Antisemitische Anfeindungen richteten sich mehrheitlich gegen Jüdinnen_Juden. In 176 Fällen, in denen direkt Betroffene ermittelt werden konnten, waren Einzelpersonen und in 200 Fällen Institutionen von Antisemitismus betroffen. In 60 Prozent der Fälle mit direkt betroffenen Einzelpersonen, also in 106 Vorfällen, waren die Personen jüdisch, israelisch oder als solche adressiert.
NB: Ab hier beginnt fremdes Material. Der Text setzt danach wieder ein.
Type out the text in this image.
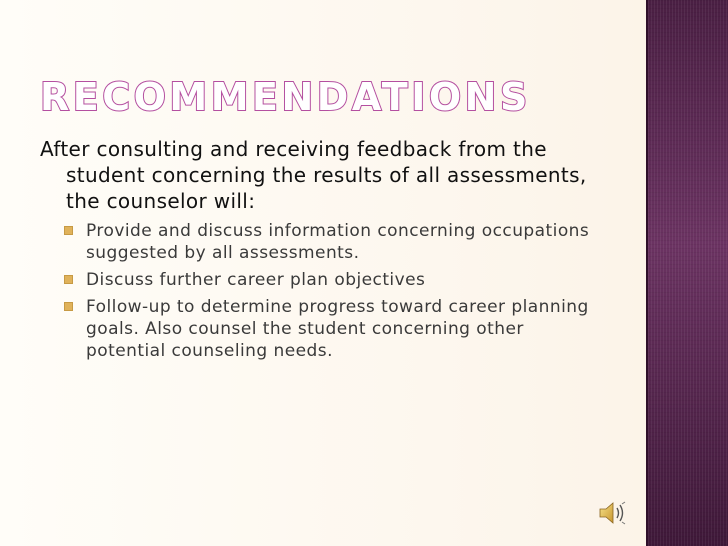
RECOMMENDATIONS

After consulting and receiving feedback from the student concerning the results of all assessments, the counselor will:

Provide and discuss information concerning occupations suggested by all assessments.
Discuss further career plan objectives
Follow-up to determine progress toward career planning goals. Also counsel the student concerning other potential counseling needs.
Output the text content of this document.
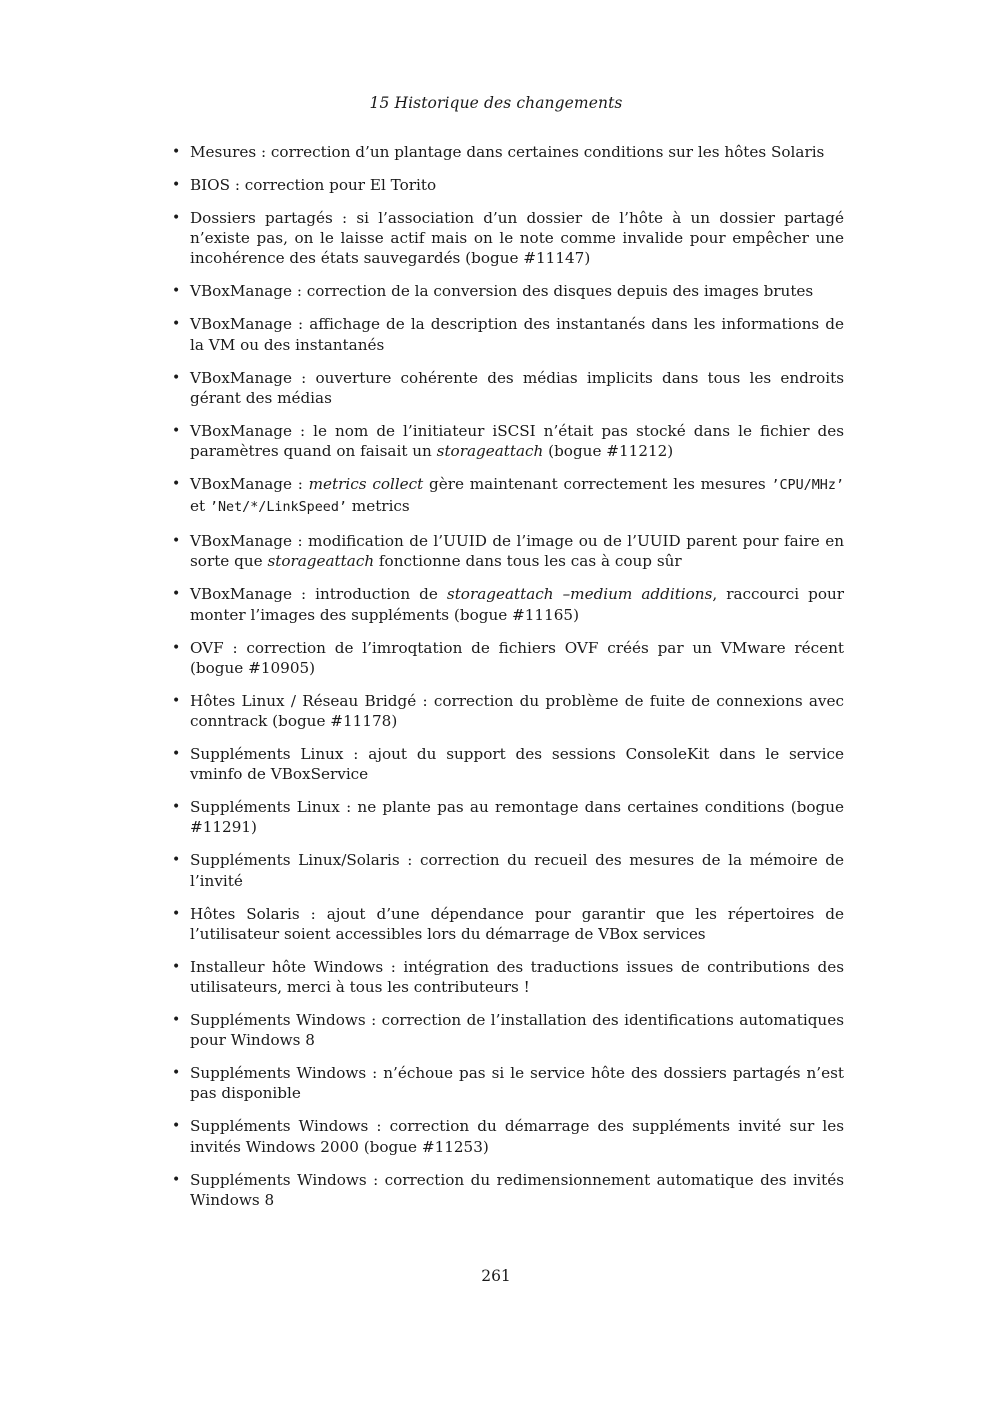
15 Historique des changements
• Mesures : correction d’un plantage dans certaines conditions sur les hôtes Solaris
• BIOS : correction pour El Torito
• Dossiers partagés : si l’association d’un dossier de l’hôte à un dossier partagé n’existe pas, on le laisse actif mais on le note comme invalide pour empêcher une incohérence des états sauvegardés (bogue #11147)
• VBoxManage : correction de la conversion des disques depuis des images brutes
• VBoxManage : affichage de la description des instantanés dans les informations de la VM ou des instantanés
• VBoxManage : ouverture cohérente des médias implicits dans tous les endroits gérant des médias
• VBoxManage : le nom de l’initiateur iSCSI n’était pas stocké dans le fichier des paramètres quand on faisait un storageattach (bogue #11212)
• VBoxManage : metrics collect gère maintenant correctement les mesures ’CPU/MHz’ et ’Net/*/LinkSpeed’ metrics
• VBoxManage : modification de l’UUID de l’image ou de l’UUID parent pour faire en sorte que storageattach fonctionne dans tous les cas à coup sûr
• VBoxManage : introduction de storageattach –medium additions, raccourci pour monter l’images des suppléments (bogue #11165)
• OVF : correction de l’imroqtation de fichiers OVF créés par un VMware récent (bogue #10905)
• Hôtes Linux / Réseau Bridgé : correction du problème de fuite de connexions avec conntrack (bogue #11178)
• Suppléments Linux : ajout du support des sessions ConsoleKit dans le service vminfo de VBoxService
• Suppléments Linux : ne plante pas au remontage dans certaines conditions (bogue #11291)
• Suppléments Linux/Solaris : correction du recueil des mesures de la mémoire de l’invité
• Hôtes Solaris : ajout d’une dépendance pour garantir que les répertoires de l’utilisateur soient accessibles lors du démarrage de VBox services
• Installeur hôte Windows : intégration des traductions issues de contributions des utilisateurs, merci à tous les contributeurs !
• Suppléments Windows : correction de l’installation des identifications automatiques pour Windows 8
• Suppléments Windows : n’échoue pas si le service hôte des dossiers partagés n’est pas disponible
• Suppléments Windows : correction du démarrage des suppléments invité sur les invités Windows 2000 (bogue #11253)
• Suppléments Windows : correction du redimensionnement automatique des invités Windows 8
261
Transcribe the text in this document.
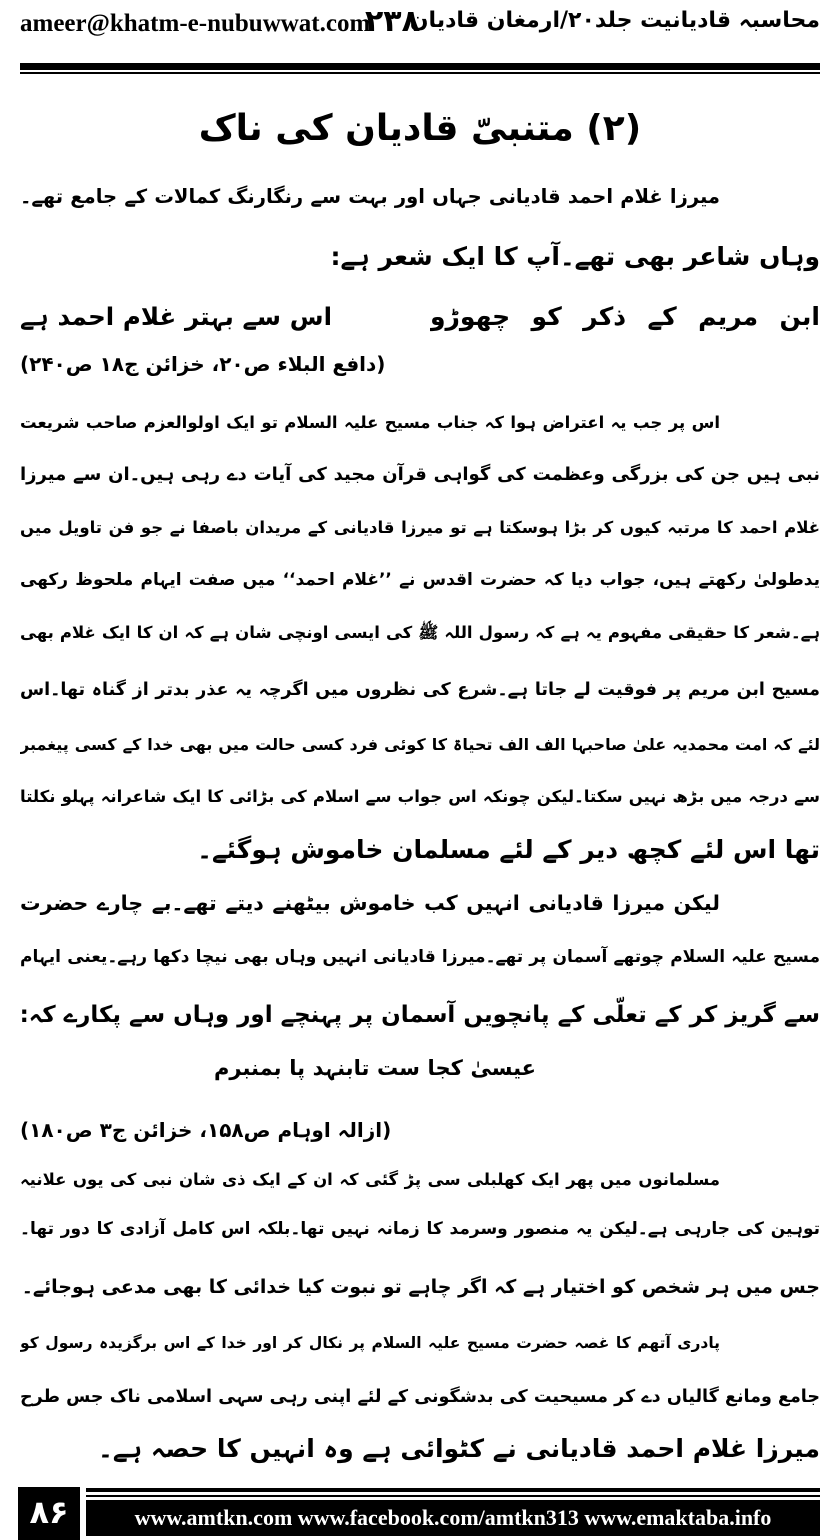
ameer@khatm-e-nubuwwat.com
۲۳۸
محاسبہ قادیانیت جلد۲۰/ارمغان قادیان
(۲) متنبیّ قادیان کی ناک
میرزا غلام احمد قادیانی جہاں اور بہت سے رنگارنگ کمالات کے جامع تھے۔
وہاں شاعر بھی تھے۔آپ کا ایک شعر ہے:
ابن مریم کے ذکر کو چھوڑو
اس سے بہتر غلام احمد ہے
(دافع البلاء ص۲۰، خزائن ج۱۸ ص۲۴۰)
اس پر جب یہ اعتراض ہوا کہ جناب مسیح علیہ السلام تو ایک اولوالعزم صاحب شریعت
نبی ہیں جن کی بزرگی وعظمت کی گواہی قرآن مجید کی آیات دے رہی ہیں۔ان سے میرزا
غلام احمد کا مرتبہ کیوں کر بڑا ہوسکتا ہے تو میرزا قادیانی کے مریدان باصفا نے جو فن تاویل میں
یدطولیٰ رکھتے ہیں، جواب دیا کہ حضرت اقدس نے ’’غلام احمد‘‘ میں صفت ایہام ملحوظ رکھی
ہے۔شعر کا حقیقی مفہوم یہ ہے کہ رسول اللہ ﷺ کی ایسی اونچی شان ہے کہ ان کا ایک غلام بھی
مسیح ابن مریم پر فوقیت لے جاتا ہے۔شرع کی نظروں میں اگرچہ یہ عذر بدتر از گناہ تھا۔اس
لئے کہ امت محمدیہ علیٰ صاحبہا الف الف تحیاۃ کا کوئی فرد کسی حالت میں بھی خدا کے کسی پیغمبر
سے درجہ میں بڑھ نہیں سکتا۔لیکن چونکہ اس جواب سے اسلام کی بڑائی کا ایک شاعرانہ پہلو نکلتا
تھا اس لئے کچھ دیر کے لئے مسلمان خاموش ہوگئے۔
لیکن میرزا قادیانی انہیں کب خاموش بیٹھنے دیتے تھے۔بے چارے حضرت
مسیح علیہ السلام چوتھے آسمان پر تھے۔میرزا قادیانی انہیں وہاں بھی نیچا دکھا رہے۔یعنی ایہام
سے گریز کر کے تعلّی کے پانچویں آسمان پر پہنچے اور وہاں سے پکارے کہ:
عیسیٰ کجا ست تابنہد پا بمنبرم
(ازالہ اوہام ص۱۵۸، خزائن ج۳ ص۱۸۰)
مسلمانوں میں پھر ایک کھلبلی سی پڑ گئی کہ ان کے ایک ذی شان نبی کی یوں علانیہ
توہین کی جارہی ہے۔لیکن یہ منصور وسرمد کا زمانہ نہیں تھا۔بلکہ اس کامل آزادی کا دور تھا۔
جس میں ہر شخص کو اختیار ہے کہ اگر چاہے تو نبوت کیا خدائی کا بھی مدعی ہوجائے۔
پادری آتھم کا غصہ حضرت مسیح علیہ السلام پر نکال کر اور خدا کے اس برگزیدہ رسول کو
جامع ومانع گالیاں دے کر مسیحیت کی بدشگونی کے لئے اپنی رہی سہی اسلامی ناک جس طرح
میرزا غلام احمد قادیانی نے کٹوائی ہے وہ انہیں کا حصہ ہے۔
۸۶	www.amtkn.com www.facebook.com/amtkn313 www.emaktaba.info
Antisemitische Vorfälle ereigneten sich im Jahr 2023 vor allem im öffentlichen Raum sowie in alltagsprägenden Bereichen, was für Betroffene meist besonders bedrohlich und einschränkend ist. So fanden die meisten Vorfälle auf der Straße (201), in Bildungseinrichtungen (73, z.B. Universitäten und Schulen), in öffentlichen Gebäuden (71) und in öffentlichen Verkehrsmitteln (47) statt. In 42 Fällen erlebten die Betroffenen Antisemitismus in ihrem unmittelbaren Wohnumfeld. 75 Vorfälle ereigneten sich im Internet.
RIAS NRW dokumentierte 117 Versammlungen mit antisemitischen Aufrufen, Parolen, Transparenten oder Redebeiträgen. Davon fanden 71 Versammlungen nach und mit Bezug zum 7. Oktober statt.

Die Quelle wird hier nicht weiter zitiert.